Fue todo nobleza la vida de este hombre que el tiempo contemporanizó en nosotros. Sensible como la “mimosa adormidera.” Dedicó su vida al dibujo. Impartió la docencia en la escuela de Artes Plásticas. Y fue profesor de la materia en la Universidad Pedagógica donde lo sorprendió la mala jugada de la vida. Fue, en verdad, un especialista; un dibujo de Águedo no demandaba la insistencia, bastaba el primer trazo. Sus habilidosas manos transformaban la palabra “dibujo.” Como un simple y manejable término común, se convertía en el propósito buscado. Sus habilidosos dedos estuvieron a disposición de crear lo que se le proponían. Sus manos dibujaban la idea preconcebida como para quién el dibujo era un juego entretenido. Formalizar las imágenes mediante la aplicación del dibujo nunca fue para él un problema. El dibujo emergía de su actividad creadora como algo inminente que no ofrecía obstáculos. Dibujo es una palabra que brotaba de su acción de dibujante como si lo que dibujase fuesen las palabras.

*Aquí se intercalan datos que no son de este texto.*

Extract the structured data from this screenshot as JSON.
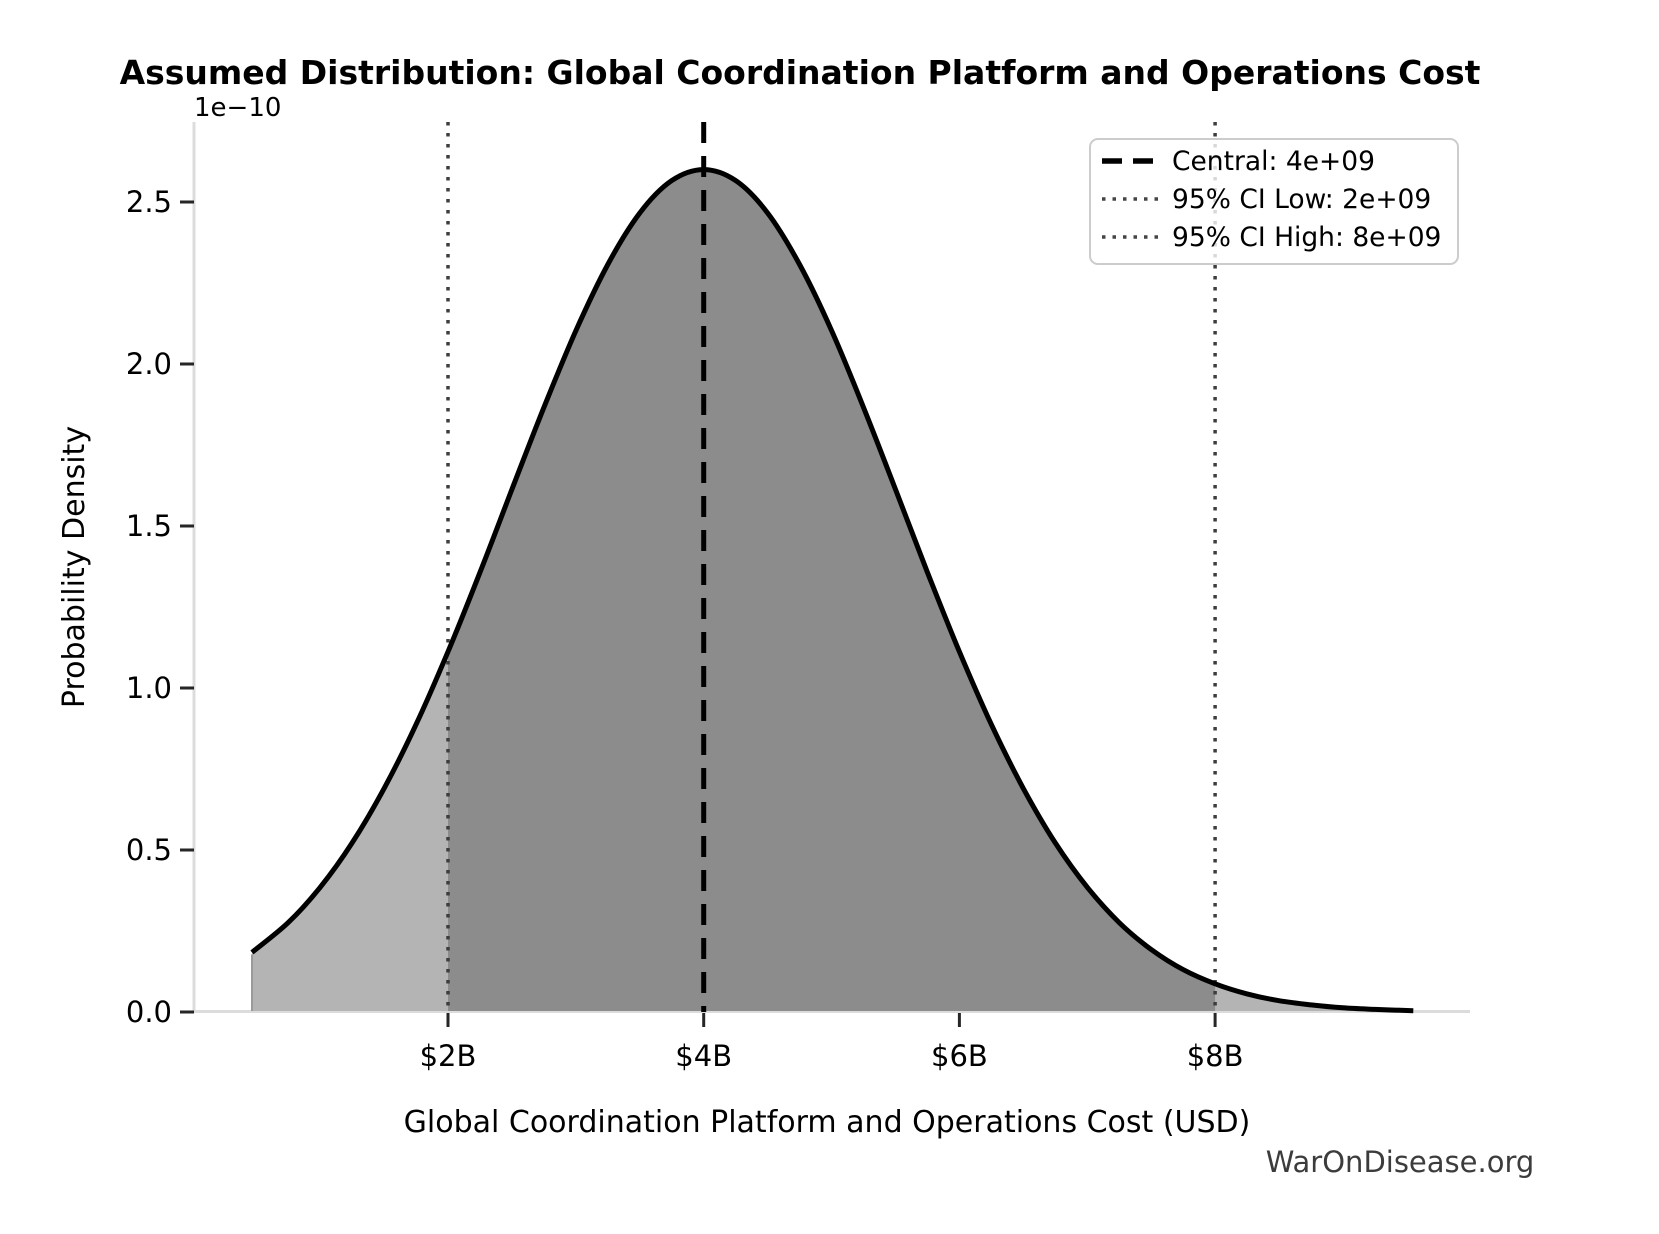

Águedo Parra fue siempre un hombre sencillo; le encantaba conseguir con quien conversar; no importaba el lugar. Cuantas veces en la llamada “Feria de las verduras” nos sorprendíamos cada cual pacientemente haciendo la cola para pagar. Nos saludábamos, intercambiábamos opiniones y siempre terminábamos prometiéndonos una conversación que no cristalizó. Pero demostrábamos tanta sinceridad en nuestras proposiciones, que tanto Äguedo como yo admitíamos posiblemente las razones por las cuales nunca concretamos seriamente una habladuría. Había mucha sinceridad en todo lo que me decía. Y yo debo haber sido para él igualmente sincero
Le acompaño en su tránsito vital “Blanquita;” ignoro si procrearon. Fueron una pareja comprensible y pienso que entre ellos no hubo separación. Su repentina final de escena me conmovió profundamente. Vayan estas palabras por aquellas concertadas que nunca nos dijimos. Estas palabras mías son las tuyas que en cualquier lugar donde nos encontrábamos se prendían en nuestras bocas.